Il était donc tout naturel que Healy et le WRP exercent leur autorité au sein du CIQI pendant un certain temps en tant que « premier parmi des égaux ». Leur but aurait dû être de surmonter ces inégalités dans les rangs de l’Internationale et d’œuvrer à la construction d’une direction internationale homogène. Au lieu de cela, les dirigeants du WRP commencèrent à utiliser de plus en plus consciemment ce développement inégal. Les dirigeants du WRP transformèrent donc ce qui était le résultat d’un processus historique réel en un facteur purement négatif.

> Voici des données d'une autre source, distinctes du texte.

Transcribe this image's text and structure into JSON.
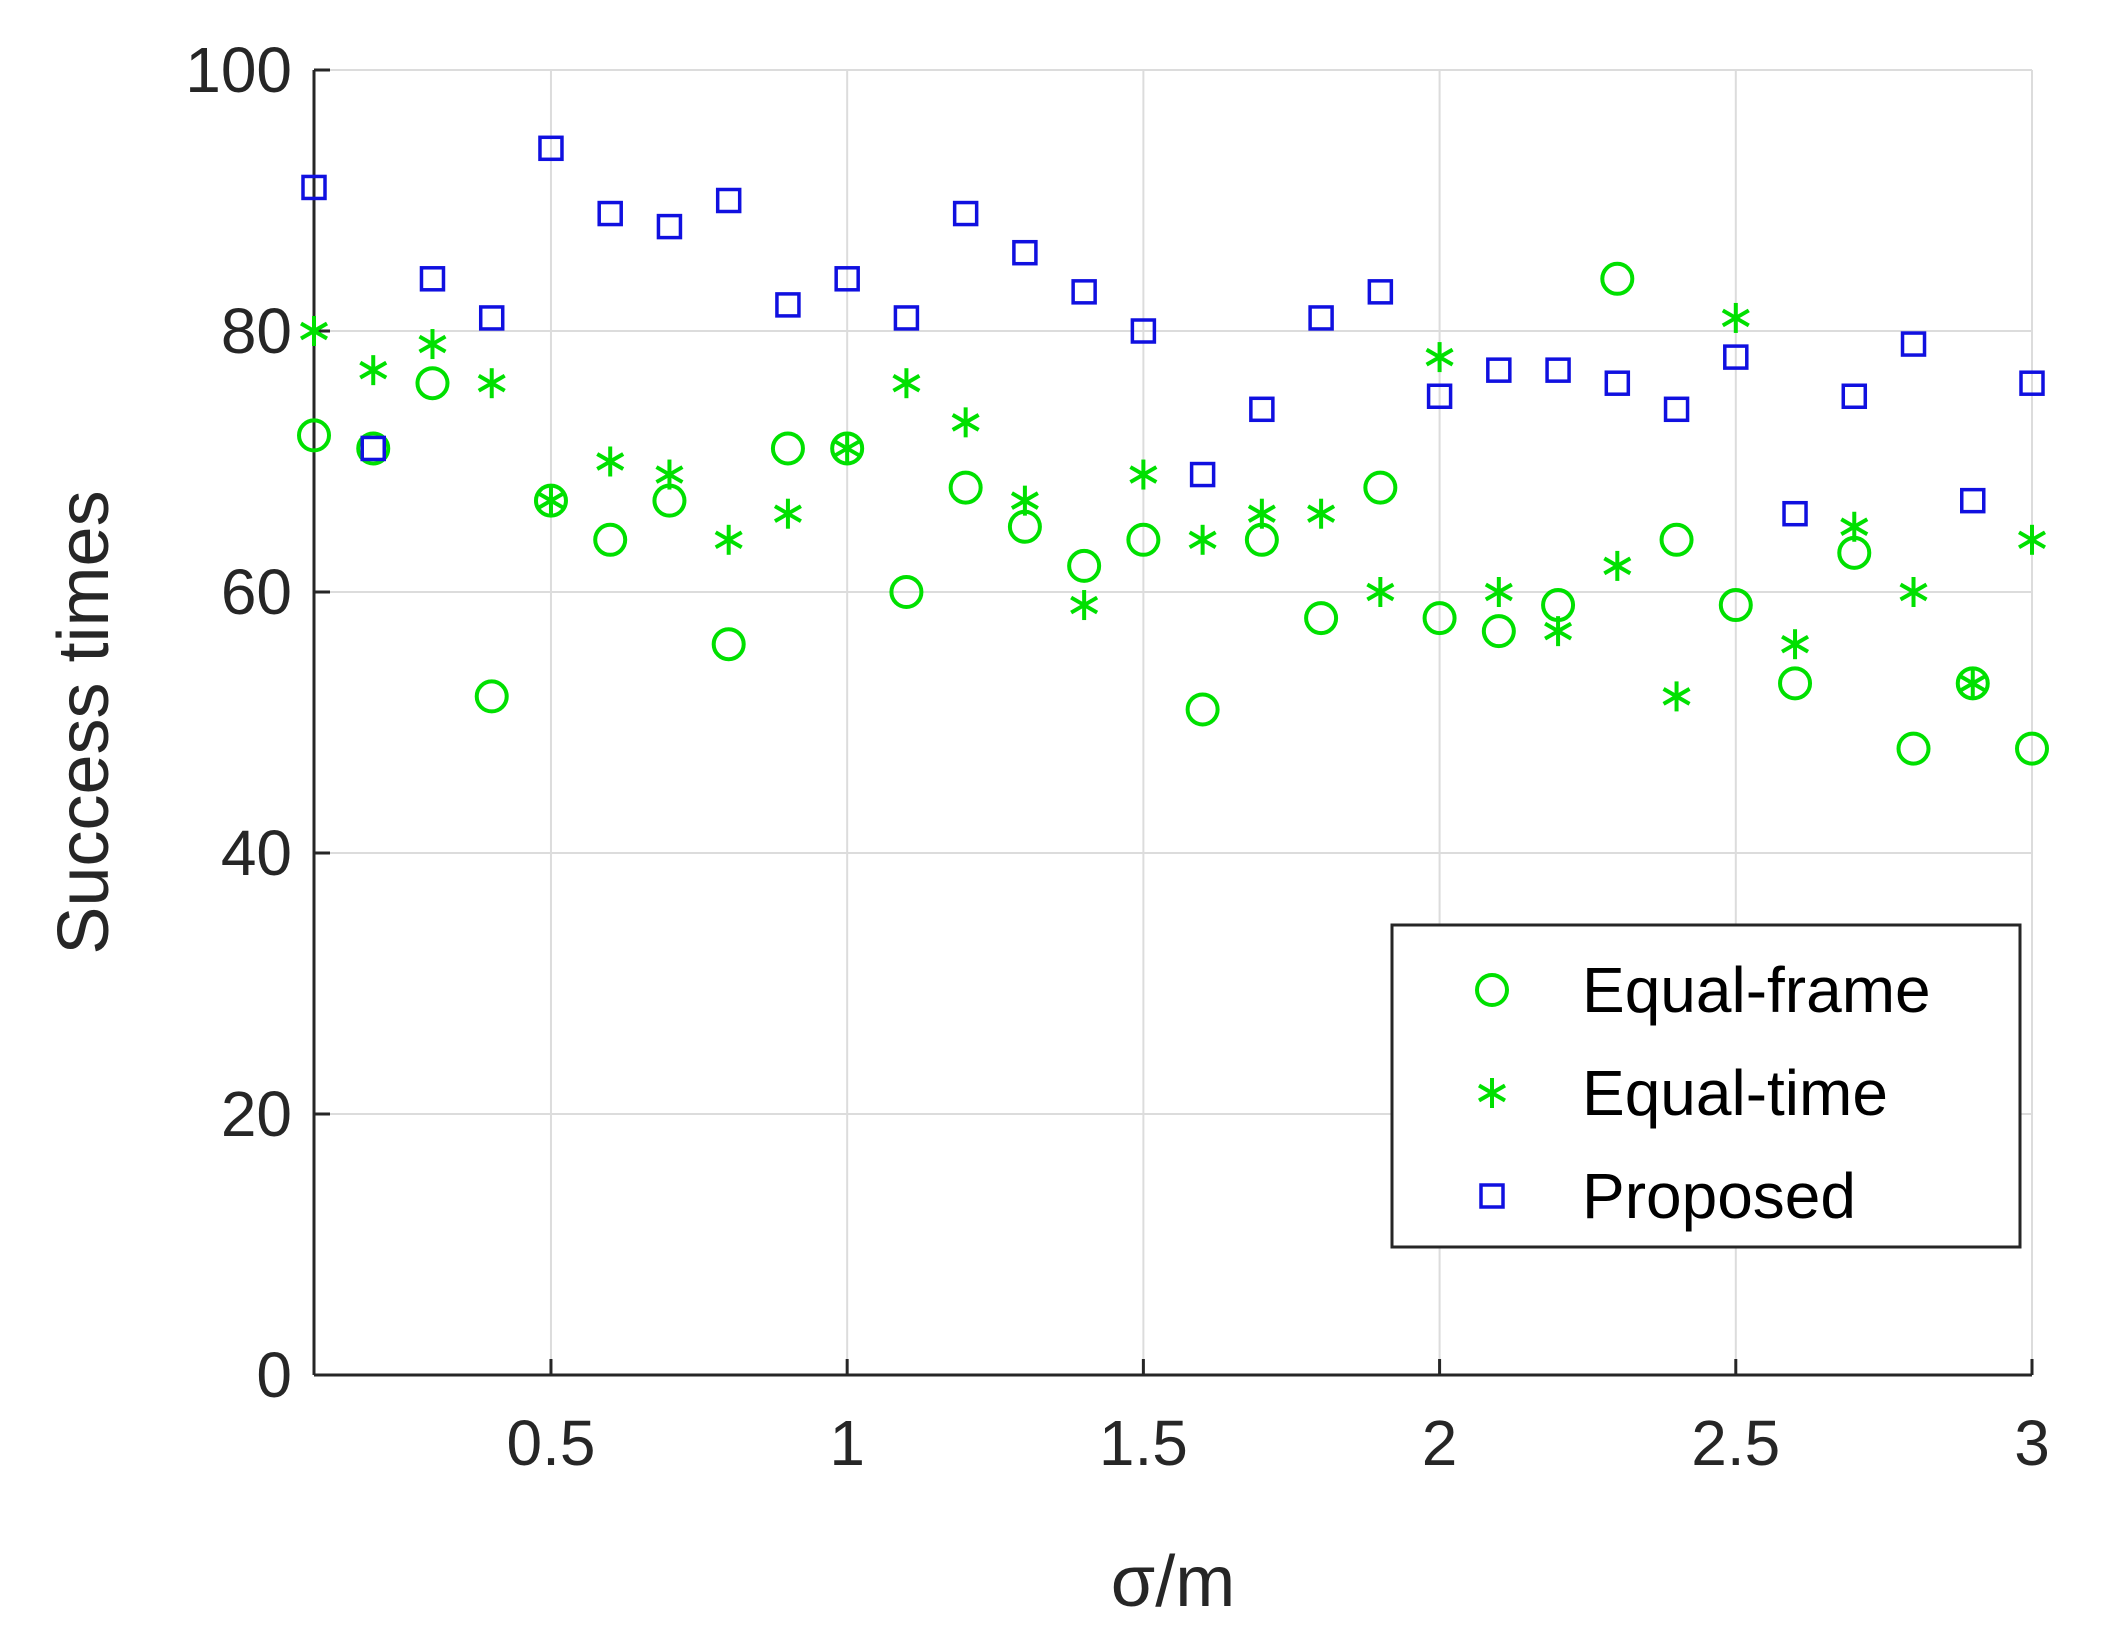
{
  "chart_data": {
    "type": "scatter",
    "xlabel": "σ/m",
    "ylabel": "Success times",
    "xlim": [
      0.1,
      3
    ],
    "ylim": [
      0,
      100
    ],
    "x_ticks": [
      0.5,
      1,
      1.5,
      2,
      2.5,
      3
    ],
    "x_tick_labels": [
      "0.5",
      "1",
      "1.5",
      "2",
      "2.5",
      "3"
    ],
    "y_ticks": [
      0,
      20,
      40,
      60,
      80,
      100
    ],
    "y_tick_labels": [
      "0",
      "20",
      "40",
      "60",
      "80",
      "100"
    ],
    "grid": true,
    "legend_position": "bottom-right",
    "x": [
      0.1,
      0.2,
      0.3,
      0.4,
      0.5,
      0.6,
      0.7,
      0.8,
      0.9,
      1.0,
      1.1,
      1.2,
      1.3,
      1.4,
      1.5,
      1.6,
      1.7,
      1.8,
      1.9,
      2.0,
      2.1,
      2.2,
      2.3,
      2.4,
      2.5,
      2.6,
      2.7,
      2.8,
      2.9,
      3.0
    ],
    "series": [
      {
        "name": "Equal-frame",
        "marker": "circle",
        "color": "#00e000",
        "values": [
          72,
          71,
          76,
          52,
          67,
          64,
          67,
          56,
          71,
          71,
          60,
          68,
          65,
          62,
          64,
          51,
          64,
          58,
          68,
          58,
          57,
          59,
          84,
          64,
          59,
          53,
          63,
          48,
          53,
          48
        ]
      },
      {
        "name": "Equal-time",
        "marker": "star",
        "color": "#00e000",
        "values": [
          80,
          77,
          79,
          76,
          67,
          70,
          69,
          64,
          66,
          71,
          76,
          73,
          67,
          59,
          69,
          64,
          66,
          66,
          60,
          78,
          60,
          57,
          62,
          52,
          81,
          56,
          65,
          60,
          53,
          64
        ]
      },
      {
        "name": "Proposed",
        "marker": "square",
        "color": "#1010e0",
        "values": [
          91,
          71,
          84,
          81,
          94,
          89,
          88,
          90,
          82,
          84,
          81,
          89,
          86,
          83,
          80,
          69,
          74,
          81,
          83,
          75,
          77,
          77,
          76,
          74,
          78,
          66,
          75,
          79,
          67,
          76
        ]
      }
    ]
  }
}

Ils oublièrent le caractère relatif de ces « inégalités », ces dernières auraient pu être la source dialectique de l’éducation de toute l’Internationale.

Les sections les plus importantes et les plus expérimentées sont irrémédiablement vouées à la stagnation et à la dégénérescence si elles n’étudient pas constamment les problèmes théoriques et politiques du mouvement international. Mais le WRP cessa entièrement de s’occuper des problèmes politiques complexes avec lesquels les diverses sections de l’Internationale étaient chaque jour confrontées. Les dirigeants du WRP se vantaient sans cesse de leurs importants moyens matériels mais ils oublièrent de tenir compte de l’important travail théorique mené dans les sections du Comité international. En effet, contrairement au WRP qui, à cause de ses moyens financiers importants, pouvait dissimuler (un certain temps durant) sa crise politique, les autres sections du CI ne pouvaient exister que par la lutte politique quotidienne pour une orientation politique correcte.

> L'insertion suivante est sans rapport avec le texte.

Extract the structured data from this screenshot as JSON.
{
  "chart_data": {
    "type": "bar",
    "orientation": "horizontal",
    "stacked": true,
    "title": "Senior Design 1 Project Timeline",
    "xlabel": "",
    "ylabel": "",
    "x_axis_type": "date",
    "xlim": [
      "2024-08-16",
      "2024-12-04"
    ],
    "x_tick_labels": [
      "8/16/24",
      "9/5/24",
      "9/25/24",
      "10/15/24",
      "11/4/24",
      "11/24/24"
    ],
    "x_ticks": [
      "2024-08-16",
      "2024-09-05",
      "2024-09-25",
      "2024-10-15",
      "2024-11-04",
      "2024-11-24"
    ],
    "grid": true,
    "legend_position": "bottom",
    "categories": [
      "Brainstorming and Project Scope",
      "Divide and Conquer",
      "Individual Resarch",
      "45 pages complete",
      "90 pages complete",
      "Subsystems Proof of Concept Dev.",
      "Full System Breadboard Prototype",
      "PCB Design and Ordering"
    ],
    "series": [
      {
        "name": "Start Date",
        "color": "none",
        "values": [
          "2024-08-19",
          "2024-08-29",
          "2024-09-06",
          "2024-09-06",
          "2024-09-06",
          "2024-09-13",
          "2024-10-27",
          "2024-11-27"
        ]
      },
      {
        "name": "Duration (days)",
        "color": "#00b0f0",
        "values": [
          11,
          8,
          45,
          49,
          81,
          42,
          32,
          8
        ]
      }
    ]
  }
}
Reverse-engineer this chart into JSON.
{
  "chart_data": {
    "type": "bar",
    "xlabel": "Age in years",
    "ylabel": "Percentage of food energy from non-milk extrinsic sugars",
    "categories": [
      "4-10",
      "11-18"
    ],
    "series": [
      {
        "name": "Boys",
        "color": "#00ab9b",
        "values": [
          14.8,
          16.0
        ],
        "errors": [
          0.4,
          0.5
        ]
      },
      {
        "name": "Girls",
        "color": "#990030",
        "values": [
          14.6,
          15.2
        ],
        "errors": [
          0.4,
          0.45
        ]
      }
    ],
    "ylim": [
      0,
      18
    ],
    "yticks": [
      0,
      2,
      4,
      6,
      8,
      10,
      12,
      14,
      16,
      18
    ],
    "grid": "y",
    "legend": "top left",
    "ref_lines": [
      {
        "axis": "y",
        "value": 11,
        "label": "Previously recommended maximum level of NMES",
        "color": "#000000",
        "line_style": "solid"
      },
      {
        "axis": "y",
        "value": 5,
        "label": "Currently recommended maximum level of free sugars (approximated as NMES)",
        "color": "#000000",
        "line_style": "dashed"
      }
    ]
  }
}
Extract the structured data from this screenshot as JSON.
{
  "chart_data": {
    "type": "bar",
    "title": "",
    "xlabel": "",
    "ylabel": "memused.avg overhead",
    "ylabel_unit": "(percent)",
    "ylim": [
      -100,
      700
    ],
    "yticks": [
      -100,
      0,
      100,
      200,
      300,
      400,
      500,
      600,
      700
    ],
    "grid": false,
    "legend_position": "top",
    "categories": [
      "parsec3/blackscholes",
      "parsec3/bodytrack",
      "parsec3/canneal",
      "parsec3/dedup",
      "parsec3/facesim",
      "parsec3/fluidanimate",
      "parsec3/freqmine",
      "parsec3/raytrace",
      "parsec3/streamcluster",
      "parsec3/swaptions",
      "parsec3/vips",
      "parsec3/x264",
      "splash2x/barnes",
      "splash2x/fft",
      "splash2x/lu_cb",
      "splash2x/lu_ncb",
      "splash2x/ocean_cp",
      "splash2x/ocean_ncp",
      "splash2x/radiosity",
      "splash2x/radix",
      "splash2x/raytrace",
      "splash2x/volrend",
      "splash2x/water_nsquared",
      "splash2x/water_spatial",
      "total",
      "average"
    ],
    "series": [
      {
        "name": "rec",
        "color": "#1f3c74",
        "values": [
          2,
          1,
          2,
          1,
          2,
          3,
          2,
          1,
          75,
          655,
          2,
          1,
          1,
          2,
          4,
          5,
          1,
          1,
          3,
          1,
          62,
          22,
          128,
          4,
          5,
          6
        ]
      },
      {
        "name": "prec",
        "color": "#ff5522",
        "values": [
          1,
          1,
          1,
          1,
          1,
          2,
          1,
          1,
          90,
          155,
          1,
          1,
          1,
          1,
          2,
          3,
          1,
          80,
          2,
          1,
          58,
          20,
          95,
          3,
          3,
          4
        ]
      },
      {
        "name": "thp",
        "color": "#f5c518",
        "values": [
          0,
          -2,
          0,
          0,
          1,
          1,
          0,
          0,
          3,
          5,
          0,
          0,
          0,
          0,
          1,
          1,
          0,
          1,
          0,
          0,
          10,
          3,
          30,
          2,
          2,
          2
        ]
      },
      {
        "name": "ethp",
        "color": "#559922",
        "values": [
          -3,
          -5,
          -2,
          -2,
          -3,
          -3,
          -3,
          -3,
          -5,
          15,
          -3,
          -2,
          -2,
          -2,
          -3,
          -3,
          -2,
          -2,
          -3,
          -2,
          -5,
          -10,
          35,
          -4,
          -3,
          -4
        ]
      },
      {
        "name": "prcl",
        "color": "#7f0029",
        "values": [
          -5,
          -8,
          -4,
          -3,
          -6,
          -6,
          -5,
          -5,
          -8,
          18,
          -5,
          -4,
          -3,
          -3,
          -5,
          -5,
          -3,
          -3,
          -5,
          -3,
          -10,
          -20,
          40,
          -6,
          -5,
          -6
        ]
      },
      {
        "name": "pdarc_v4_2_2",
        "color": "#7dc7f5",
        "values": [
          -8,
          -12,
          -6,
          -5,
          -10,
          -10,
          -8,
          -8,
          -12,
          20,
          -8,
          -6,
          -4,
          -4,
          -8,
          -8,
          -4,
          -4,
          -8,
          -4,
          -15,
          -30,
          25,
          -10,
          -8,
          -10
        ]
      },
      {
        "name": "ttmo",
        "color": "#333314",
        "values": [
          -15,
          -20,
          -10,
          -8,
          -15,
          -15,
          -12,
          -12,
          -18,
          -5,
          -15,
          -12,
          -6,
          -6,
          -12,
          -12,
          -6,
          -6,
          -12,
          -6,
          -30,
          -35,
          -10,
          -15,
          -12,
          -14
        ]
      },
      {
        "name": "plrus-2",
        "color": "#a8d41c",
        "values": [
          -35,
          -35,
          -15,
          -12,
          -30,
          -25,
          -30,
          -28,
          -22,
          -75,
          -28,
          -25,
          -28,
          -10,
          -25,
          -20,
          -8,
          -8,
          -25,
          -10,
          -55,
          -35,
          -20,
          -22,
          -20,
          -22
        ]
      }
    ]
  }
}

Les sections du CI ont eu un autre avantage sur le WRP, celui de placer au centre de leur raison d’être, l’internationalisme. Cela ne s’appliquait pas seulement à une poignée de dirigeants mais à l’ensemble des membres des sections. Par contre, l’axe politique de la vie politique du WRP était avant tout britannique. Une bonne partie des membres du WRP – et il n’est pas exagéré de dire la majorité – ne savait absolument rien de la vie interne des autres sections de l’Internationale. En effet, comme cela fut dévoilé plus tard par le CI, les journaux des différentes sections ne circulaient pas à l’intérieur des cellules du WRP. Pire encore, les dirigeants eux-mêmes ignoraient presque entièrement le travail des sections – à l’exception des querelles fractionnelles qu’ils essayaient d’utiliser, le cas échéant, pour semer la zizanie à l’intérieur des sections. Cette arrogance provinciale insinuait dans l’ensemble de la direction. Pour ne citer qu’un exemple, Tom Kemp enseigna un an durant dans une université américaine et n’essaya pas une seule fois de prendre contact avec la Workers League. Cette dernière ne l’apprit qu’après son départ. On découvrit plus tard qu’il avait écrit des articles pour un magazine stalinien américain.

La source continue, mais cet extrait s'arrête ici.